El Gobierno muestra «firmeza» mientras familias siguen en campamentos precarios
Jorge Rodríguez, presidente de la Asamblea Nacional, visitó el campamento transitorio «Coronel Carlos Delgado Chalbaud» en Coche, Caracas, y destacó la «inquebrantable» actitud del pueblo tras los sismos ocurridos el 24 de junio.
¿Qué hay detrás de este discurso oficialista que intenta mostrar control y esperanza?
La realidad tras los discursos
En el campamento, que es uno entre los 107 habilitados en Venezuela, residen 146 familias —un total de 405 personas— que perdieron todo por los movimientos telúricos.

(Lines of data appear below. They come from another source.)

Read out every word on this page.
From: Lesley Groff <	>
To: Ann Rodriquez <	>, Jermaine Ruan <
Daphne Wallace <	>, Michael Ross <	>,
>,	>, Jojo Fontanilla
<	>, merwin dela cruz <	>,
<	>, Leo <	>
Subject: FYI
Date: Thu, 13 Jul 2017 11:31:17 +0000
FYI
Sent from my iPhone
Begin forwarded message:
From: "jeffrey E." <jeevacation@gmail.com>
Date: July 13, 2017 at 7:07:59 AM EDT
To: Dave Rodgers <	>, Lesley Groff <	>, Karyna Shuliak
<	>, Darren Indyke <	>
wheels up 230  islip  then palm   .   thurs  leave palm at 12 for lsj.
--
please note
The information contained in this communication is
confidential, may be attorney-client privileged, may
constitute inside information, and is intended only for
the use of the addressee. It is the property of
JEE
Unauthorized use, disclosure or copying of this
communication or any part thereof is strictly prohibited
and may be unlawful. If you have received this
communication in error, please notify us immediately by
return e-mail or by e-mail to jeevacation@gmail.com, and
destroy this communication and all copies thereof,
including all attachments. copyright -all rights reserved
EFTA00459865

La mayoría son vulnerables: 26 adultos mayores, 10 personas con discapacidad, 10 mujeres embarazadas y numerosos niños y adolescentes.
A pesar de que las autoridades destacan una supuesta «firmeza» y emprendimientos comunitarios, ninguna política concreta ha asegurado estabilidad económica ni una mejora real en estas condiciones de vida precarias.
¿Por qué esto cambia el escenario?
- El Gobierno apuesta a un relato de resiliencia para encubrir la falta de soluciones estructurales.
- Los campamentos temporales son un problema que prolonga la crisis humanitaria y social sin una salida a mediano plazo.
- Se deja en evidencia la incapacidad del Estado para garantizar seguridad habitacional e institucional frente a desastres naturales.
Lo que viene puede ser peor
Si la respuesta sigue siendo meramente simbólica, sin inversión real ni planificación, la crisis se profundizará. Más familias podrían sumarse a estos campamentos, incrementando la presión sobre instituciones ya debilitadas y afectando la economía local.
La pregunta no es la «firmeza» del pueblo, sino ¿cuánto tiempo más podrá resistir sin apoyo real de sus propias autoridades?